I founded Magnetic Ventures in 2018 with the fundamental investment thesis that we are at the dawn of the second golden age of healthcare, driven by the convergence of technology and biology. We believe technology tools including artificial intelligence (AI) and machine learning (ML), combined with omics are enabling us to understand the biology of disease in ways previously unimaginable and have the potential to transform drug discovery and development.
It’s estimated that a novel therapeutic requires a minimum of $1B of funding (The Tufts Center for the Study of Drug Development estimates this number is closer to $2.5B) and 10+ years of development to achieve FDA approval. Despite this investment, less than 10% of targets entering clinical trials ultimately receive FDA approval.
This is the problem Relation Therapeutics is on a mission to solve.

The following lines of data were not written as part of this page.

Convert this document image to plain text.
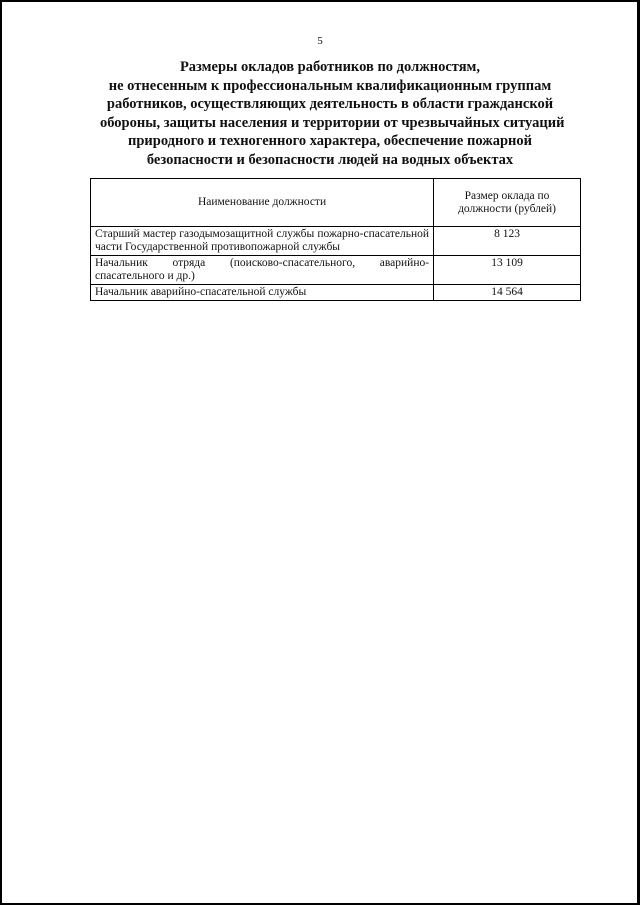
5
Размеры окладов работников по должностям,
не отнесенным к профессиональным квалификационным группам
работников, осуществляющих деятельность в области гражданской
обороны, защиты населения и территории от чрезвычайных ситуаций
природного и техногенного характера, обеспечение пожарной
безопасности и безопасности людей на водных объектах
Наименование должности	Размер оклада по должности (рублей)
Старший мастер газодымозащитной службы пожарно-спасательной части Государственной противопожарной службы	8 123
Начальник отряда (поисково-спасательного, аварийно-спасательного и др.)	13 109
Начальник аварийно-спасательной службы	14 564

Relation combines patient tissue-derived atlases of disease at single-cell resolution, functional genomics, and graph ML to prioritize interventions with the greatest likelihood of combating disease mechanisms. Drawing on advances in experimental feedback systems, their “Lab-in-the-Loop” enables the ML to make predictions from complex datasets in order to parse the most important information for understanding the problem itself.
Every year, the resolution of high-dimensional molecular probing (omics) to the human body and the amount of data generated are exponentially increasing. In parallel is the accelerated development of techniques required to learn meaningful representations from complex data (AI, deep learning, ML). Applying these techniques to integrated multi-modal biomedical data leads to an unprecedented understanding of human disease biology.

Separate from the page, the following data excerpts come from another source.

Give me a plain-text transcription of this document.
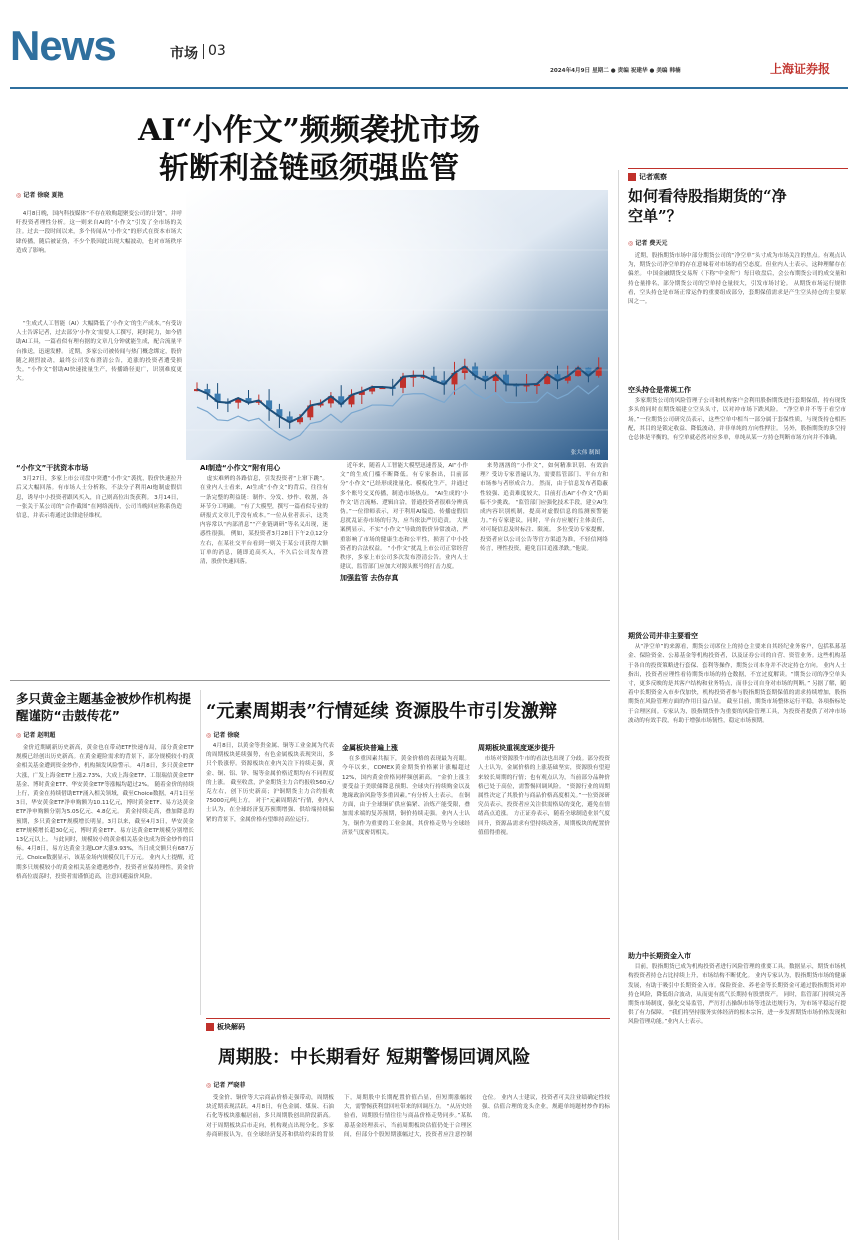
News	市场 03
2024年4月9日 星期二 ● 责编 祝建华 ● 美编 韩楠	上海证券报
AI“小作文”频频袭扰市场
斩断利益链亟须强监管
◎ 记者 徐晓 夏艳

4月8日晚，国内科技媒体“不存在收购超聚变公司的计划”，并呼吁投资者理性分析。这一则来自AI的“小作文”引发了全市场的关注。过去一段时间以来，多个传闻从“小作文”的形式在资本市场大肆传播，随后被证伪，不少个股因此出现大幅波动，也对市场秩序造成了影响。

张大伟 制图

“生成式人工智能（AI）大幅降低了‘小作文’的生产成本。”有受访人士告诉记者，过去部分‘小作文’需要人工撰写，耗时耗力，如今借助AI工具，一篇看似有理有据的文章几分钟就能生成，配合流量平台推送，迅速发酵。 近期，多家公司被传闻与热门概念绑定，股价随之剧烈波动，最终公司发布澄清公告，追涨的投资者遭受损失。“小作文”借助AI快速批量生产，传播路径更广，识别难度更大。

“小作文”干扰资本市场

3月27日，多家上市公司盘中突遭“小作文”袭扰，股价快速拉升后又大幅回落。有市场人士分析称，不法分子利用AI炮制虚假信息，诱导中小投资者跟风买入，自己则高位出货获利。 3月14日，一张关于某公司的“合作截图”在网络流传，公司当晚回应称系伪造信息，并表示将通过法律途径维权。

AI制造“小作文”附有用心

虚实难辨的各路信息，引发投资者“上窜下跳”。在业内人士看来，AI生成“小作文”的背后，往往有一条完整的利益链：制作、分发、炒作、收割，各环节分工明确。 “有了大模型，撰写一篇看似专业的研报式文章几乎没有成本。”一位从业者表示，这类内容常以“内部消息”“产业链调研”等名义出现，迷惑性很强。 例如，某投资者3月28日下午2点12分左右，在某社交平台看到一则关于某公司获得大额订单的消息，随即追高买入，不久后公司发布澄清，股价快速回落。

近年来，随着人工智能大模型迅速普及，AI“小作文”的生成门槛不断降低。有专家指出，目前部分“小作文”已经形成批量化、模板化生产，并通过多个账号交叉传播，制造市场热点。 “AI生成的‘小作文’语言流畅、逻辑自洽，普通投资者很难分辨真伪。”一位律师表示，对于利用AI编造、传播虚假信息扰乱证券市场的行为，应当依法严厉追责。 大量案例显示，不实“小作文”导致的股价异常波动，严重影响了市场的健康生态和公平性，损害了中小投资者的合法权益。 “小作文”扰乱上市公司正常经营秩序，多家上市公司多次发布澄清公告。业内人士建议，监管部门应加大对源头账号的打击力度。

加强监管 去伪存真

来势汹汹的“小作文”，如何精准识别、有效治理？受访专家普遍认为，需要监管部门、平台方和市场参与者形成合力。 然而，由于信息发布者隐蔽性较强、追责难度较大，目前打击AI“小作文”仍面临不少挑战。 “监管部门应强化技术手段，建立AI生成内容识别机制，提高对虚假信息的监测预警能力。”有专家建议，同时，平台方应履行主体责任，对可疑信息及时标注、限流。 多位受访专家提醒，投资者应以公司公告等官方渠道为准，不轻信网络传言，理性投资，避免盲目追涨杀跌。”他说。

记者观察
如何看待股指期货的“净空单”？
◎ 记者 费天元

近期，股指期货市场中部分期货公司的“净空单”头寸成为市场关注的焦点。有观点认为，期货公司净空单的存在意味着对市场的看空态度。但业内人士表示，这种理解存在偏差。 中国金融期货交易所（下称“中金所”）每日收盘后，会公布期货公司的成交量和持仓量排名，部分期货公司的空单持仓量较大，引发市场讨论。 从期货市场运行规律看，空头持仓是市场正常运作的重要组成部分，套期保值需求是产生空头持仓的主要原因之一。

空头持仓是常规工作

多家期货公司的风险管理子公司和机构客户会利用股指期货进行套期保值，持有现货多头的同时在期货端建立空头头寸，以对冲市场下跌风险。 “净空单并不等于看空市场。”一位期货公司研究员表示，这些空单中相当一部分属于套保性质，与现货持仓相匹配，其目的是锁定收益、降低波动，并非单纯的方向性押注。 另外，股指期货的多空持仓总体是平衡的，有空单就必然对应多单，单纯从某一方持仓判断市场方向并不准确。

期货公司并非主要看空

从“净空单”的来源看，期货公司席位上的持仓主要来自其经纪业务客户，包括私募基金、保险资金、公募基金等机构投资者，以及证券公司的自营、资管业务。这些机构基于各自的投资策略进行套保、套利等操作，期货公司本身并不决定持仓方向。 业内人士指出，投资者应理性看待期货市场的持仓数据，不宜过度解读。“期货公司的净空单头寸，更多反映的是其客户结构和业务特点，而非公司自身对市场的判断。” 另据了解，随着中长期资金入市步伐加快，机构投资者参与股指期货套期保值的需求持续增加，股指期货在风险管理方面的作用日益凸显。 截至目前，期货市场整体运行平稳，各项指标处于合理区间。专家认为，股指期货作为重要的风险管理工具，为投资者提供了对冲市场波动的有效手段，有助于增强市场韧性，稳定市场预期。

助力中长期资金入市

目前，股指期货已成为机构投资者进行风险管理的重要工具。数据显示，期货市场机构投资者持仓占比持续上升，市场结构不断优化。 业内专家认为，股指期货市场的健康发展，有助于吸引中长期资金入市。保险资金、养老金等长期资金可通过股指期货对冲持仓风险，降低组合波动，从而更有底气长期持有股票资产。 同时，监管部门持续完善期货市场制度，强化交易监管，严厉打击操纵市场等违法违规行为，为市场平稳运行提供了有力保障。 “我们将坚持服务实体经济的根本宗旨，进一步发挥期货市场价格发现和风险管理功能。”业内人士表示。

多只黄金主题基金被炒作机构提醒谨防“击鼓传花”
◎ 记者 赵明超

金价近期刷新历史新高，黄金也在带动ETF快速布局，部分黄金ETF规模已经创出历史新高。在黄金避险需求的背景下，部分规模较小的黄金相关基金遭到资金炒作，机构频发风险警示。 4月8日，多只黄金ETF大涨，广发上海金ETF上涨2.73%，大成上海金ETF、工银瑞信黄金ETF基金、博时黄金ETF、华安黄金ETF等涨幅均超过2%。 随着金价的持续上行，黄金在持续借助ETF涌入相关领域，截至Choice数据，4月1日至3日，华安黄金ETF净申购额为10.11亿元，博时黄金ETF、易方达黄金ETF净申购额分别为5.05亿元、4.8亿元。 黄金持续走高，叠加降息的预期，多只黄金ETF规模增长明显。3月以来，截至4月3日，华安黄金ETF规模增长超30亿元，博时黄金ETF、易方达黄金ETF规模分别增长13亿元以上。 与此同时，规模较小的黄金相关基金也成为资金炒作的目标。4月8日，易方达黄金主题LOF大涨9.93%，当日成交额只有687万元。Choice数据显示，该基金场内规模仅几千万元。 业内人士提醒，近期多只规模较小的黄金相关基金遭遇炒作，投资者应保持理性，黄金价格高位震荡时，投资者需谨慎追高，注意回避溢价风险。

“元素周期表”行情延续 资源股牛市引发激辩
◎ 记者 徐晓

4月8日，以黄金等贵金属、铜等工业金属为代表的周期板块延续强势，有色金属板块表现突出，多只个股涨停。资源板块在业内关注下持续走强，黄金、铜、铝、锌、锡等金属价格近期均有不同程度的上涨。 截至收盘，沪金期货主力合约报收560元/克左右，创下历史新高；沪铜期货主力合约报收75000元/吨上方。 对于“元素周期表”行情，业内人士认为，在全球经济复苏预期增强、供给端持续偏紧的背景下，金属价格有望维持高位运行。

金属板块普遍上涨

在多重因素共振下，黄金价格的表现最为亮眼。今年以来，COMEX黄金期货价格累计涨幅超过12%，国内黄金价格同样频创新高。 “金价上涨主要受益于美联储降息预期、全球央行持续购金以及地缘政治风险等多重因素。”有分析人士表示。 在铜方面，由于全球铜矿供应偏紧、冶炼产能受限，叠加需求端的复苏预期，铜价持续走强。业内人士认为，铜作为重要的工业金属，其价格走势与全球经济景气度密切相关。

周期板块重视度逐步提升

市场对资源股牛市的看法也出现了分歧。部分投资人士认为，金属价格的上涨基础坚实，资源股有望迎来较长周期的行情；也有观点认为，当前部分品种价格已处于高位，需警惕回调风险。 “资源行业的周期属性决定了其股价与商品价格高度相关。”一位资深研究员表示，投资者应关注供需格局的变化，避免在情绪高点追涨。 方正证券表示，随着全球制造业景气度回升，资源品需求有望持续改善，周期板块的配置价值值得重视。

板块解码
周期股：中长期看好 短期警惕回调风险
◎ 记者 严晓菲

受金价、铜价等大宗商品价格走强带动，周期板块近期表现活跃。4月8日，有色金属、煤炭、石油石化等板块涨幅居前，多只周期股创出阶段新高。 对于周期板块后市走向，机构观点出现分化。多家券商研报认为，在全球经济复苏和供给约束的背景下，周期股中长期配置价值凸显，但短期涨幅较大，需警惕获利盘回吐带来的回调压力。 “从历史经验看，周期股行情往往与商品价格走势同步。”某私募基金经理表示，当前周期板块估值仍处于合理区间，但部分个股短期涨幅过大，投资者应注意控制仓位。 业内人士建议，投资者可关注业绩确定性较强、估值合理的龙头企业，规避单纯题材炒作的标的。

Relation’s platform applies a specific type of ML, graph ML, a technology best known for its application to recommendation systems used by companies such as Twitter, Netflix, and Google Earth. Everyone has seen a version of “since you bought/watched/liked this, you may want to consider buying/watching/liking these items next” — why not apply this to drug discovery? These recommendation systems are successful in other domains for two primary reasons: 1) the amount of data, and 2) representation learning on graphs. Now imagine you apply this insight to biology: “since you have already successfully tested these molecules/targets, you may want to try these molecules/targets next.” Relation has the tools in place to understand a previously insurmountable number of combinatorial functional relationships between genes, proteins, and therapeutic compounds, which we believe will dramatically increase the probability of success in drug discovery.
As early-stage investors, we make bets not only on category-defining technological innovation, but also, and equally as important, on teams. When a founder we know and respect calls with an idea we pay attention. Relation co-founder and Board Chair Charlie Roberts is someone I have known and deeply respected for close to 15 years. When Charlie called about Relation, I jumped at the opportunity to learn more.

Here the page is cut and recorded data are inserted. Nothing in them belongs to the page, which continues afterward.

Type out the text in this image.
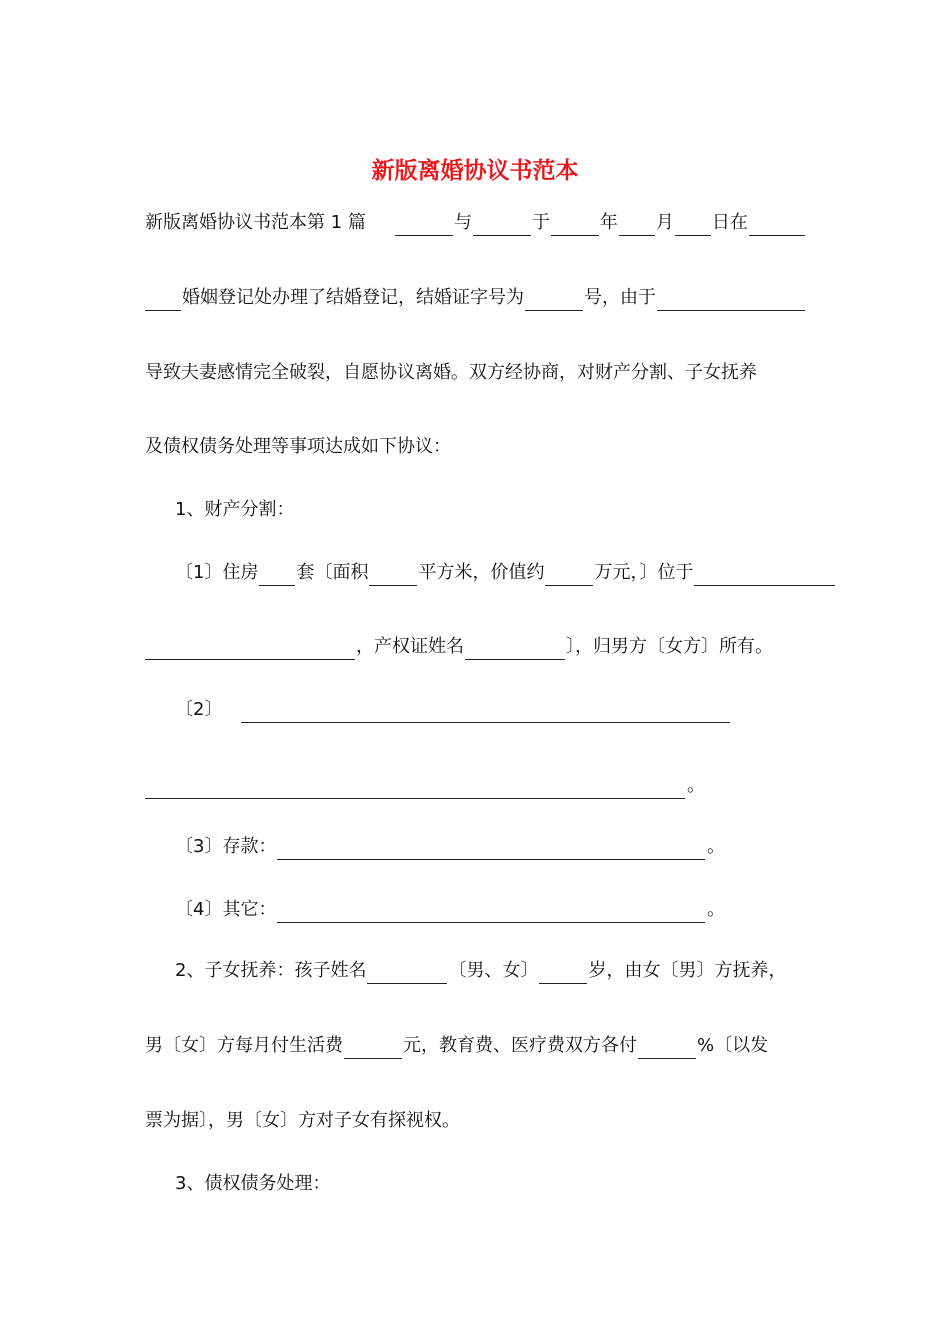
新版离婚协议书范本
新版离婚协议书范本第 1 篇	与	于	年 月 日在
婚姻登记处办理了结婚登记，结婚证字号为	号，由于
导致夫妻感情完全破裂，自愿协议离婚。双方经协商，对财产分割、子女抚养
及债权债务处理等事项达成如下协议：
1、财产分割：
〔1〕住房 套〔面积	平方米，价值约	万元，〕位于
，产权证姓名	〕，归男方〔女方〕所有。
〔2〕
。
〔3〕存款：	。
〔4〕其它：	。
2、子女抚养：孩子姓名	〔男、女〕	岁，由女〔男〕方抚养，
男〔女〕方每月付生活费	元，教育费、医疗费双方各付	%〔以发
票为据〕，男〔女〕方对子女有探视权。
3、债权债务处理：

It is extremely hard to find a team that rivals Relation’s expertise in mechanistic biology, drug discovery, and proficiency in ML. The team is led by CEO Dr. David Roblin: the former head of R&D and CMO of Pfizer Europe and includes CTO Dr. Lindsay Edwards: the former VP of AI at AstraZeneca and VP of ML at GSK. In addition, the Scientific Advisory Board is world class from institutions including Stanford, The Broad Institute of MIT and Harvard, Imperial College of London, and Oxford.
We believe Relation has the ideal recipe of technology and team to become a pioneer in data-driven drug discovery. We are proud to be partners to the team as they execute their mission to decode and modulate biology to cure disease, faster and with greater certainty, and to transform the discovery and development of new medicines.